Mg for mg, S-23 may be more potent than S-4 or Ostarine. It is certainly more potent than the former due to the A-ring CN group modification which slows metabolism; it may be more potent than the latter due to the B-ring Cl and F groups, which strongly promote AR-binding.
Ostarine is identical to S-23, except at the B-ring, where the Cl and F groups are replaced by a single (para)Cyano group on carbon 4. As with the A-ring CN modification, I suspect that the 4-CN group here might improve pharmokinetic properties and display better in vivo activity, despite the fact that 3F,4Cl (or, likely even better, 3F,4F) should have better binding affinity.
S-4 and Ostarine are the only SARMs which, to my knowledge, are commercially available.
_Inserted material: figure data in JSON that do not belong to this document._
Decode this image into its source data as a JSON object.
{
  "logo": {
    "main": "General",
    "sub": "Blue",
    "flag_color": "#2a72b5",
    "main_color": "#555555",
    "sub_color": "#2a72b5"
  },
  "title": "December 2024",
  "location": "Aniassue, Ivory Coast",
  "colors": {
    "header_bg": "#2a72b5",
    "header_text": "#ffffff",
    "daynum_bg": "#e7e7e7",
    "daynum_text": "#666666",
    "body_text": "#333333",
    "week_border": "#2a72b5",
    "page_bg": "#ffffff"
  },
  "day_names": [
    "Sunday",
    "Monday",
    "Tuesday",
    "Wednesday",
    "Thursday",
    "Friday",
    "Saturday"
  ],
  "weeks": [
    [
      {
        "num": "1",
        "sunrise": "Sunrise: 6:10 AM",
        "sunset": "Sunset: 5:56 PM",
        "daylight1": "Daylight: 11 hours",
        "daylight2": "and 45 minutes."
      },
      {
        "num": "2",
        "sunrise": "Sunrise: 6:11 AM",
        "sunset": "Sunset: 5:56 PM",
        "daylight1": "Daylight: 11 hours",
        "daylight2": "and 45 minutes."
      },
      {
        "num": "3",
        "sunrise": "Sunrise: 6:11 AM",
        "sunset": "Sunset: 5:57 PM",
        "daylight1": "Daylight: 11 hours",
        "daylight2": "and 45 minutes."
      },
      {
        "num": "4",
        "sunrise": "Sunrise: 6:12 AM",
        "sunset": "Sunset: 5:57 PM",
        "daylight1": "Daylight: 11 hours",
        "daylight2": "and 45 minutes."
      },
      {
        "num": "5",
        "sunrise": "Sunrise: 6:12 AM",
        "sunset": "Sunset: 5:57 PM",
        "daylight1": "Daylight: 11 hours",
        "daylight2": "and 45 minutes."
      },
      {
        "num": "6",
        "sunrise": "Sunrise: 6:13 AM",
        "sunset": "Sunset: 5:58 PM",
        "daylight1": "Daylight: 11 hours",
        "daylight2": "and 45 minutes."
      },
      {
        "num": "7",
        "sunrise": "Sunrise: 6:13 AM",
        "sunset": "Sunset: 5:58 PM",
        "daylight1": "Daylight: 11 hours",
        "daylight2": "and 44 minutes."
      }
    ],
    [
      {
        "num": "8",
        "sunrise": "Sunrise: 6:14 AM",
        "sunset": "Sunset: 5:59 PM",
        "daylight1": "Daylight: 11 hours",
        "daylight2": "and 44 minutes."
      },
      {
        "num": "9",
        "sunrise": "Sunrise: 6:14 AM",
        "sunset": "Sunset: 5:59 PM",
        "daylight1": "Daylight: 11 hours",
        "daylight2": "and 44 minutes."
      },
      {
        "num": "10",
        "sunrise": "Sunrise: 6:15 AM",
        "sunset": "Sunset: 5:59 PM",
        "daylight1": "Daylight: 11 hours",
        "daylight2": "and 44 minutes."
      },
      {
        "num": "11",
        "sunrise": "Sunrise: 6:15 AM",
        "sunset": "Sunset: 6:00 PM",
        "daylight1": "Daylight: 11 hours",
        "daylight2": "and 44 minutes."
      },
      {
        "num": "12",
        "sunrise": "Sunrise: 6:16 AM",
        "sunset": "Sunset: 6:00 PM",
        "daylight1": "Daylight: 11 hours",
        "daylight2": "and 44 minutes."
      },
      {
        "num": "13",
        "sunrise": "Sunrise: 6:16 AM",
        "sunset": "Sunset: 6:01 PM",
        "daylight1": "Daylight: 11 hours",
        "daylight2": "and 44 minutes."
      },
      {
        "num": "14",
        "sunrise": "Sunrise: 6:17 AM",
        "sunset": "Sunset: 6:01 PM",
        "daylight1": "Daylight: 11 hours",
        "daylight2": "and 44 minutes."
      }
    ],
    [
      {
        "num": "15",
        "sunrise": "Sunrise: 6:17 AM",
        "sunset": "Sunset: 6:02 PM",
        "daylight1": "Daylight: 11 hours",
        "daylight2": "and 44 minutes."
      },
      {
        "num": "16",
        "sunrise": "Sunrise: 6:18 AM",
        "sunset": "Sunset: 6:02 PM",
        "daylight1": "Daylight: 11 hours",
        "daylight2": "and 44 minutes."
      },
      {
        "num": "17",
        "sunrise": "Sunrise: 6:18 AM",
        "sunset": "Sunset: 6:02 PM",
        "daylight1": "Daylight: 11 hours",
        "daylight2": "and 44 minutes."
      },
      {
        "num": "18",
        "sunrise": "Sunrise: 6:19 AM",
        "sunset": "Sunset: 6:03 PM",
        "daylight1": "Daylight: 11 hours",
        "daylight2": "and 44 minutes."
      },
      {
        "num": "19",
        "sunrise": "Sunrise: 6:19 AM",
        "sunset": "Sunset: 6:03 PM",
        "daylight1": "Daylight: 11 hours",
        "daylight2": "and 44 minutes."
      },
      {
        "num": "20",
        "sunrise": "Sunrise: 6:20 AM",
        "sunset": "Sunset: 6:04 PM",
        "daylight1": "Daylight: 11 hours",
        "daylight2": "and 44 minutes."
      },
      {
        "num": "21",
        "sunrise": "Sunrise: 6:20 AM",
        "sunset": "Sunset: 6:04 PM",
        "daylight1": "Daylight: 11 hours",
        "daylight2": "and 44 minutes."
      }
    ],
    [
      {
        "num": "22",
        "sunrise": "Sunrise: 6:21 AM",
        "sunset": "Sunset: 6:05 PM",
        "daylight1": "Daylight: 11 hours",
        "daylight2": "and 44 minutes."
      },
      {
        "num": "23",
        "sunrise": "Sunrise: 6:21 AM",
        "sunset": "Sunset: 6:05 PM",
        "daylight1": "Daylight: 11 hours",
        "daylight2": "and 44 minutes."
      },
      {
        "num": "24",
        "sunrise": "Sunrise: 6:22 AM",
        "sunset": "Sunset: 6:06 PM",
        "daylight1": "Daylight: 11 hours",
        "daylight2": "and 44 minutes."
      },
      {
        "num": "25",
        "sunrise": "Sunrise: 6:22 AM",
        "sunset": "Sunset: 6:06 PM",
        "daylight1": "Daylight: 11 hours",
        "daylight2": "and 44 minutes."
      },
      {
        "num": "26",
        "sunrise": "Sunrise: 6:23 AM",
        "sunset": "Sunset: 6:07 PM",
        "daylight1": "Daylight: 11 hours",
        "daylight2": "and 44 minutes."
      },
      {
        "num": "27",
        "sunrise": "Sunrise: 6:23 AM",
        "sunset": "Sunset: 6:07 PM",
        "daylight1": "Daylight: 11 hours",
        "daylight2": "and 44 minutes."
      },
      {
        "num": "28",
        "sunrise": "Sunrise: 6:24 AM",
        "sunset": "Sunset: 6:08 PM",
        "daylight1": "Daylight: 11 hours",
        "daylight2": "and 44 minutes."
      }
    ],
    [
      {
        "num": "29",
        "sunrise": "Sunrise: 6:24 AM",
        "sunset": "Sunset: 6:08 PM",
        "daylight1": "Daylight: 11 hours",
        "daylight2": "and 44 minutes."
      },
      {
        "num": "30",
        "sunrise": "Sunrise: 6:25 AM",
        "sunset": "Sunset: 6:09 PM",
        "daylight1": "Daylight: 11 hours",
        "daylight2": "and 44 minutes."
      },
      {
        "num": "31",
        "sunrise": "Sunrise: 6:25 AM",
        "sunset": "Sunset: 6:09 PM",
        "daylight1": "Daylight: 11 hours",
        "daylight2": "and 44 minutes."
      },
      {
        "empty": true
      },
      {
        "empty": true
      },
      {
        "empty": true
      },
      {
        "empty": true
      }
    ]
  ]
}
If you are considering their use, it is worth keeping in mind that Ostarine was developed years after S-4, and by the same researchers -- though by then much wiser and more experienced! It is a more selective compound than S-4, it should display more anabolic effects due to a much longer half-life, and it should be metabolized more favorably due to the A-ring (para)cyano substitution. It is simply a much better compound... In fact, Ostarine is the best bicalutamide-based SARM that the researchers at GTx thought they could come up with, and it looks from here like there's no reason to doubt them.
...But there are other, even more powerful and selective SARMs on the horizon. Though they're nowhere near commercial availability, I'll write about them when I get the chance.